Conditional mean of x given y>0 for normal distributions

Question

I need to find the conditional expectation of $X$ given $Z>0$ where - both $X$ and $Z$ are normally distributed and I know their distributions. In particular they both have mean zero; - $Z$ is a function of $X$, in particular it is something like $Z=aX+bY$ where $Y$ is another random variable of which I know the distribution. I'm stuck because in books I only find $E(X|Z=z)$, but not my problem, which I am not even sure I wrote properly so it would be important to understand whether and how one can find that expectation.
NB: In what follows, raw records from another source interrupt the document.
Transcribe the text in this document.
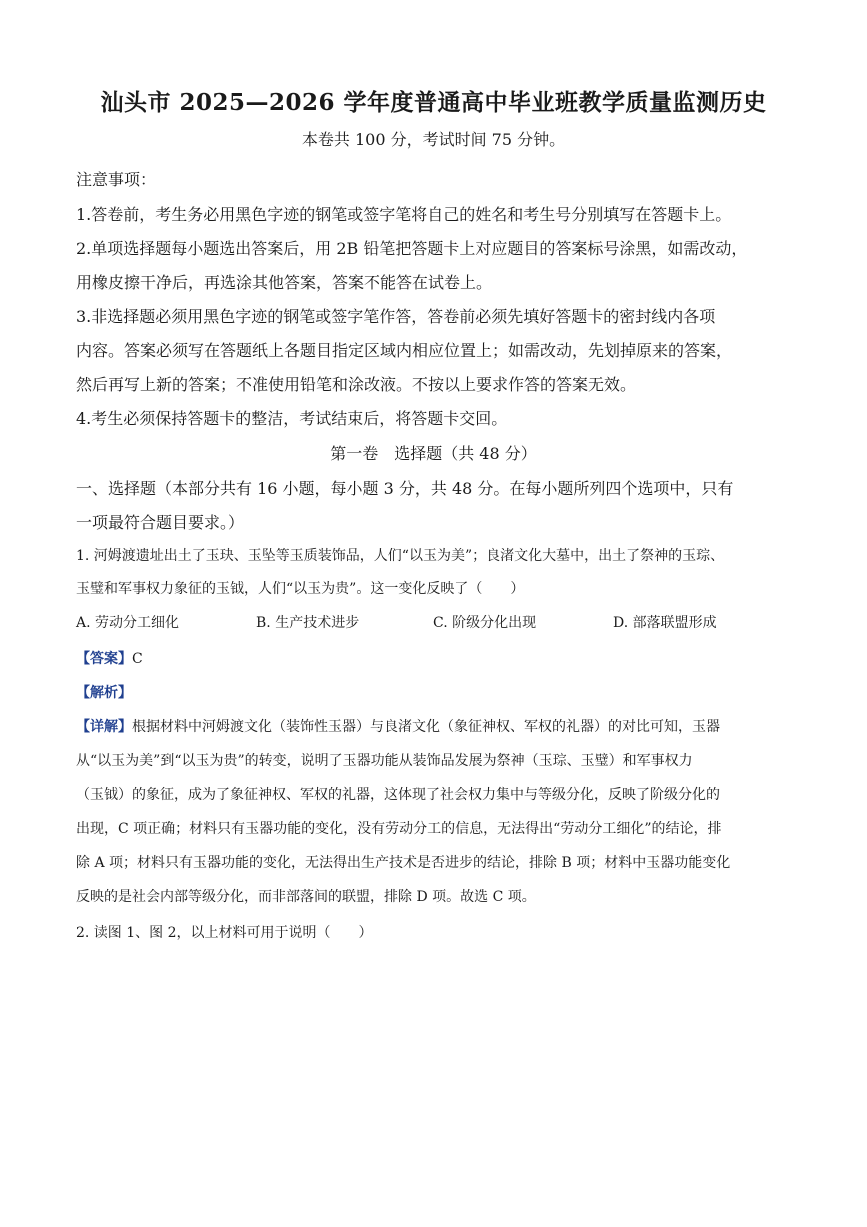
汕头市 2025—2026 学年度普通高中毕业班教学质量监测历史
本卷共 100 分，考试时间 75 分钟。
注意事项：
1.答卷前，考生务必用黑色字迹的钢笔或签字笔将自己的姓名和考生号分别填写在答题卡上。
2.单项选择题每小题选出答案后，用 2B 铅笔把答题卡上对应题目的答案标号涂黑，如需改动，
用橡皮擦干净后，再选涂其他答案，答案不能答在试卷上。
3.非选择题必须用黑色字迹的钢笔或签字笔作答，答卷前必须先填好答题卡的密封线内各项
内容。答案必须写在答题纸上各题目指定区域内相应位置上；如需改动，先划掉原来的答案，
然后再写上新的答案；不准使用铅笔和涂改液。不按以上要求作答的答案无效。
4.考生必须保持答题卡的整洁，考试结束后，将答题卡交回。
第一卷　选择题（共 48 分）
一、选择题（本部分共有 16 小题，每小题 3 分，共 48 分。在每小题所列四个选项中，只有
一项最符合题目要求。）
1. 河姆渡遗址出土了玉玦、玉坠等玉质装饰品，人们“以玉为美”；良渚文化大墓中，出土了祭神的玉琮、
玉璧和军事权力象征的玉钺，人们“以玉为贵”。这一变化反映了（　　）
A. 劳动分工细化	B. 生产技术进步	C. 阶级分化出现	D. 部落联盟形成
【答案】C
【解析】
【详解】根据材料中河姆渡文化（装饰性玉器）与良渚文化（象征神权、军权的礼器）的对比可知，玉器
从“以玉为美”到“以玉为贵”的转变，说明了玉器功能从装饰品发展为祭神（玉琮、玉璧）和军事权力
（玉钺）的象征，成为了象征神权、军权的礼器，这体现了社会权力集中与等级分化，反映了阶级分化的
出现，C 项正确；材料只有玉器功能的变化，没有劳动分工的信息，无法得出“劳动分工细化”的结论，排
除 A 项；材料只有玉器功能的变化，无法得出生产技术是否进步的结论，排除 B 项；材料中玉器功能变化
反映的是社会内部等级分化，而非部落间的联盟，排除 D 项。故选 C 项。
2. 读图 1、图 2，以上材料可用于说明（　　）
Thank you all

Answer 1

• Suppose $X$ and $Y$ are independently and identically normally distributed with mean $0$ and variance $1$. Then $(X,Y)$ would have a bivariate distribution which has circular symmetry about $(0,0)$
• $Z = aX+bY$ would also be normally distributed with mean $0$ but variance $a^2+b^2$. The condition $Z \gt 0$ would correspond to points one side of a line $ax+by =0$
• In the special case where $a=1$ and $b=0$, i.e. $Z=X$, the conditional distribution of $X$ given $Z \gt 0$ would be a half-normal distribution with mean $\mathbb E[X\mid Z\gt 0] = \sqrt{\frac{2}{\pi}}$, while we would still have $\mathbb E[Y\mid Z\gt 0]=0$
• but in the more general case the point $(\mathbb E[X\mid Z\gt 0],\mathbb E[Y\mid Z\gt 0])$ would lie on the line $y=\frac ba x$ at a distance $\sqrt{\frac{2}{\pi}}$ from $(0,0)$, i.e. at the point $\left(\sqrt{\frac{2}{\pi}} \frac{a}{\sqrt{a^2+b^2}},\sqrt{\frac{2}{\pi}} \frac{b}{\sqrt{a^2+b^2}}\right)$ so $$\mathbb E[X\mid Z\gt 0]=\sqrt{\frac{2}{\pi}}\frac{a}{\sqrt{a^2+b^2}}$$

This picture may help

To take particular examples confirming my earlier simulations

• with $a=1$, $b=2$ you get $\mathbb E[X\mid Z\gt 0] = \sqrt{\frac{2}{5\pi}} \approx 0.35682$

• with $a=1$, $b=1$ you get $\mathbb E[X\mid Z\gt 0] = \sqrt{\frac{1}{\pi}} \approx 0.56419$

• with $a=2$, $b=1$ you get $\mathbb E[X\mid Z\gt 0] = \sqrt{\frac{8}{5\pi}} \approx 0.71365$